Genome wide association studies (GWAS) had apparently revealed the association of gene to a disease. But one of the demerits of these studies included unablity to analyze specific genes responsible for disease. Experts from the University of Pennsylvania School of Medicine, the Broad Institute, Massachusetts General Hospital, and Alnylam Pharmaceuticals Inc., affirm the findings to be clinically applicable and a crucial determinant of disease risk.
The region on chromosome 1 is apparently linked with low-density lipoprotein cholesterol (LDL-C) commonly known as bad cholesterol and myocardial infarction (MI). In the course of the present research, investigators ascertained the way this region controls LDL-C levels. The investigation highlights a common gene variant on chromosome 1 producing a transcription factor binding site. This gene possibly heightens transcription of various genes in the liver.
“One of the criticisms of genome-wide association studies has been that they fail to identify specific genes that cause disease. This is one of the first examples in which a spot on a chromosome identified by GWAS has been extended to pinpoint the causal gene and relevant physiology,” mentioned Daniel J Rader, MD, professor of Medicine and Pharmacology at Penn and the co-lead investigator.

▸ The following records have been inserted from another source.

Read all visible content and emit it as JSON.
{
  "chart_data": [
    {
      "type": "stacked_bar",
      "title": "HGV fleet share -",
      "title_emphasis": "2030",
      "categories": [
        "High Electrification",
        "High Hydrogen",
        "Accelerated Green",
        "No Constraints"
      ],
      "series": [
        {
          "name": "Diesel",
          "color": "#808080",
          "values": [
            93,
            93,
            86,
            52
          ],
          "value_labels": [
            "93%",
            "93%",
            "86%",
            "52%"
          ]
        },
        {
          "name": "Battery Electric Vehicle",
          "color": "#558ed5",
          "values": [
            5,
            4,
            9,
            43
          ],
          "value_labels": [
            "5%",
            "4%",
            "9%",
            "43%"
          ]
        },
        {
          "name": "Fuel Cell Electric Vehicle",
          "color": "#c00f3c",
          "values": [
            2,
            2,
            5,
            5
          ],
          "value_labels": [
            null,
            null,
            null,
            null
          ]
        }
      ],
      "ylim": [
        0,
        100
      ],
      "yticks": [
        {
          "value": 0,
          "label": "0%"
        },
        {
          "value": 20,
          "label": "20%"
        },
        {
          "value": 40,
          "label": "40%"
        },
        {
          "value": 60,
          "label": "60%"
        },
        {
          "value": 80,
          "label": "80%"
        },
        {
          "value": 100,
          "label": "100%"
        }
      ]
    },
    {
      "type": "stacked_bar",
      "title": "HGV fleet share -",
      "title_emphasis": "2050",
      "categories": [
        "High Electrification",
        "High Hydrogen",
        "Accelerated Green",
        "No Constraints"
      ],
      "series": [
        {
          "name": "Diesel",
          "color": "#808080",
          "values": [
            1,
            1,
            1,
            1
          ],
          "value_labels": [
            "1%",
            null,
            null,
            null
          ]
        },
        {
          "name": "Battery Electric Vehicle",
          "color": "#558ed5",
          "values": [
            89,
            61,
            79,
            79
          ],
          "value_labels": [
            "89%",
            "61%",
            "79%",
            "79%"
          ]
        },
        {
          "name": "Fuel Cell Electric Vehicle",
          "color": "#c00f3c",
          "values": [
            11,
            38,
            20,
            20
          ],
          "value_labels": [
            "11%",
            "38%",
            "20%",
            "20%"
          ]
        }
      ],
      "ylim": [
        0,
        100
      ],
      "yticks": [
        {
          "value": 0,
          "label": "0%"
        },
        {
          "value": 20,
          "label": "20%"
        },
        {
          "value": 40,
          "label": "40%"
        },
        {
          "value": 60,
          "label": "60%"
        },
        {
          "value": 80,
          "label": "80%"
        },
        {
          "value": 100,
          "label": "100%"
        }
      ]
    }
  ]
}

During the research, experts employed a combination of over-expression and RNA silencing techniques. It was discovered that Sort1 which is a gene encoding a protein known as sortilin causes the associated cardiovascular effects on chromosome 1. Animals that were treated with a silencing RNA registered 90 percent decrease in liver sortilin and 30 percent elevation in plasma cholesterol at two weeks post-injection. On the other hand, mice injected with an adeno-associated virus (AAV) were suggested to reveal heightened liver sortilin protein and 80 percent decline in plasma cholesterol at two weeks.
Rader commented, “These results identify Sort1 as the causal gene responsible for the association of a part of chromosome 1 with LDL-C levels in the blood and therefore heart disease, as well as point to a potential new target for the development of new therapies.”
It is assumed that decreased secretion of the LDL precursor VLDL into the blood may lead to decline in plasma cholesterol. Other investigations reveal the probable link between reducing LDL and a decreased risk of heart attacks. The current research along with other investigations claims the presence of unique regulatory system for lipoprotein metabolism. It has been affirmed that activating the Sort1 pathway may change risk for heart attacks in humans.
Rader explained, “This remarkable international consortium highlights scores of genes not previously implicated in lipoprotein metabolism. The 95 loci contribute not only to normal variation in lipid traits but also to extreme lipid phenotypes and impact lipid traits in multiple non-European populations, such as East Asians, South Asians, and African Americans. These results identify several novel loci associated with serum lipids that are also associated with coronary artery disease, highlighting potential targets for new therapies.”
The findings seem to be beneficial for determining cardiovascular disease treatment. Even though statins are employed as cholesterol-lowering medications, most patients fail to display positive results.
The research is published in the journal Nature.